As suggested by Fig 15A, increasing g_HVA, while keeping g_K(Ca) fixed, eventually shifts the dynamics of the full system (1) into the PB regime. Fig 15B displays a typical pseudo-plateau bursting solution from this regime, reminiscent to that seen in Fig 13A. We have shown that a low dose of 4-AP potentiates I_HVA and partially blocks I_A and I_K. Thus to test the prediction that CSCs turn into pseudo-plateau bursters when g_HVA is increased significantly, one can apply higher doses of 4-AP (∼20 mM). Our results reveal that by doing so, 4 out of 5 CSCs produce pseudo-plateau bursting activity identical to the recording shown in Fig 15C, confirming our prediction.
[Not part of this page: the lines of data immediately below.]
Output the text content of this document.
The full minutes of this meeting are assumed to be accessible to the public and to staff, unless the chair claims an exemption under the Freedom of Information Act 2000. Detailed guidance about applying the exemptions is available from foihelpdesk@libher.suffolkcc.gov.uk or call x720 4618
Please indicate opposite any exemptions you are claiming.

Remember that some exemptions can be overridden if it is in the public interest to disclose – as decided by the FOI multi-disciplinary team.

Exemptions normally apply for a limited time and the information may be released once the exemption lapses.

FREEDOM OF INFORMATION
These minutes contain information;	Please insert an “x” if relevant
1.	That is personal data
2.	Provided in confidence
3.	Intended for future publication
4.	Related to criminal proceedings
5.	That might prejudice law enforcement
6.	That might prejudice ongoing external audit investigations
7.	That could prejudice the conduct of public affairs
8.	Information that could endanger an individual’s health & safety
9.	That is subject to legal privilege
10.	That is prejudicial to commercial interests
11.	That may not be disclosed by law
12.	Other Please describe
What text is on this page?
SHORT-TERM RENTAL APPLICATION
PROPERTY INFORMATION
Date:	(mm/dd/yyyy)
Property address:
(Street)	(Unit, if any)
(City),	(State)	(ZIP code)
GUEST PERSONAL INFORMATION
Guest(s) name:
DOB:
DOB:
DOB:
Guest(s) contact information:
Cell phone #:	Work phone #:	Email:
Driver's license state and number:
Interestingly, a hyperpolarizing step current (ranging between -6 and -17 pA) is applied to 3 out of the 4 pseudo-plateau bursting CSCs to generate such bursting pattern, an expected requirement in view of the fact that 4-AP partially blocks I_A and I_K, the two outward repolarizing currents. This suggests that the hyperpolarizing step current is needed to overcome the effect of 4-AP on I_A and I_K. It should be mentioned here that the spiking profile of the outlier cell has also a short elevated plateau segment following each spike (results not shown). This seems to suggest that this specific cell is also a pseudo-plateau burster, but lacks the ability to generate multiple spikes per burst because its fold and subcritical Hopf bifurcations, highlighted in Fig 13C, are closer to one another in this case compared to those associated with other cells.

The results obtained here thus demonstrate that there are many regimes of behavior that are not only restricted to burst firing, with peculiar irregularities in their spike patterns (like the square-wave burster), but also to other behaviors that are not actually related to bursting.